Все это дает горизонт, чувство горизонта. И самые передовые группы интеллектуалов все больше устремляют туда свой взгляд. От них уже идут всякие научно-популярные импульсы для остальных.
— Очень много возникает вопросов, связанных с этикой. С одной стороны, страны стремятся делать важные открытия и заинтересованы в этом, с другой — барьером служат многочисленные ограничения. Например, запрет на клонирование вроде бы общепринят. А вот создание «дизайнерских младенцев» — вещь, находящаяся в правовом поле, но также вызывающая много споров об этичности. Как устанавливаются границы допустимого? Где проходит граница между необходимой регуляцией прогресса и барьером на его пути?
— Регулирование биологии и медицинских вопросов с точки зрения этики — не новость. Это началось примерно в последней четверти XX века, когда возникла так называемая прикладная этика. Поскольку медицина и биология все сильнее вмешиваются в саму человеческую природу и в некотором смысле «угрожают» человеческой жизни и благополучию, возникла целая индустрия регуляции, она уже благополучно существует. В виде комитетов и советов по этике — есть такой при Минздраве, при Русской православной церкви, даже при совете директоров АФК «Система»...
Так что да, общество будет пытаться все зарегулировать, будут выпускаться все новые нормативы, что будет несколько сдерживать прогресс и заставлять исследователей выбирать другие регулятивные пространства, например переезжать в другую страну.
Когда страны будут обнаруживать, что они отстают, будут снижать контроль.
Но при этом понятен общий императив всех этих действий — запрет причинения вреда жизни, здоровью, благополучию людей, вообще говоря, разумных существ. О том, что такое вред, и будут вестись споры. В общем, я думаю, что ничего страшного не произойдет, будет просто такой побочный шум научно-технического прогресса.

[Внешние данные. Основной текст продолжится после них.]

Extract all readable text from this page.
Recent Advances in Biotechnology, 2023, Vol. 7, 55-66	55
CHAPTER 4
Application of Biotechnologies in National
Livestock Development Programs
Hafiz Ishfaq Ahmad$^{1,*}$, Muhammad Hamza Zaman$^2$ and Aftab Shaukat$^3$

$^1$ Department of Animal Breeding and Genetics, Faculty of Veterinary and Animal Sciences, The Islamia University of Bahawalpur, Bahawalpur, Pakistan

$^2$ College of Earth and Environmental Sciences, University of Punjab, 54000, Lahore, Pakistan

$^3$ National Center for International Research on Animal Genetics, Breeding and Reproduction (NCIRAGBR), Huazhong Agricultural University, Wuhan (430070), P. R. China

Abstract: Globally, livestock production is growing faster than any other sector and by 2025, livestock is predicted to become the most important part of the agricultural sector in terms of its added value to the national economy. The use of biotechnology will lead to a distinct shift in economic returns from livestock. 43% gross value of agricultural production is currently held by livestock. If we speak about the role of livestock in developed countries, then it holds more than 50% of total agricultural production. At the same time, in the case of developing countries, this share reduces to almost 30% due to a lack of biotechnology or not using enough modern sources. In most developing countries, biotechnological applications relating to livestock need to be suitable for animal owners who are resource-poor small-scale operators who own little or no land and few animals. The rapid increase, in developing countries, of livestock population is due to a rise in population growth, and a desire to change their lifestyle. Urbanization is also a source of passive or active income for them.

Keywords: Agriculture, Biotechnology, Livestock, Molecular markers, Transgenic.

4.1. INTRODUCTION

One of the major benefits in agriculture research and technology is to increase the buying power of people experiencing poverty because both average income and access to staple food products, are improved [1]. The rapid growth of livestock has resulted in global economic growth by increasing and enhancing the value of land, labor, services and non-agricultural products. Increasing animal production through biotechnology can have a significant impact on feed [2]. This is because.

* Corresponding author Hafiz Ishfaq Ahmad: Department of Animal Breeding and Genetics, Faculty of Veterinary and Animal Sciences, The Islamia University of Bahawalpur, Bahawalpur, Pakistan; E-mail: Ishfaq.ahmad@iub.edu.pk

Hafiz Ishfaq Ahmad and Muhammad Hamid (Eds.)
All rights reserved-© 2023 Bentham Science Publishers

— А вот, предположим, улучшение генома. Это же нельзя воспринимать как безусловный вред. Но, с другой стороны, возникает очень много вопросов, связанных с неравенством. То есть люди с хорошим достатком смогут позволить себе генетические исследования, прежде чем завести детей, а бедные — нет.
— Все хорошее, что есть в цивилизации, могут себе позволить богатые и не могут бедные. Это касается и хорошего медицинского обслуживания, и высокотехнологических операций, которые спасают жизнь, и хорошего питания.
Более того, богатые люди — это площадка, на которой отрабатываются инновации, как это ни смешно.
Любая новинка проходит свой путь так: сначала ею пользуются богатые, потом она постепенно, по мере расширения благополучия, спускается ниже. Сначала богатые пользовались автомобилем — теперь автомобили уже в массовом использовании. Еще лет сорок назад пластическая хирургия была уделом звезд — теперь любой человек, во всяком случае в крупном городе, может ей воспользоваться. Ну и так далее.
— А как научные революции смогут повлиять на общественное устройство? На политические режимы, взаимоотношения между сословиями, классами?
— Есть стандартное представление об этом. И есть некоторая неуверенность, что этот стандартный прогноз сбудется. Стандартный прогноз заключается в том, что рушится наш привычный мир, в котором главным политическим субъектом является национальное государство.
Надо сказать, что мы сейчас очень много рассуждаем о правительствах, президентах, национальной политике не только потому, что они оказывают решающее влияние на жизнь, но и потому, что нам привычно расчерчивать карту реальности с опорой на правительства отдельных государств.
Считается, что важнейший политический процесс, который мы сейчас переживаем, это кризис национального государства.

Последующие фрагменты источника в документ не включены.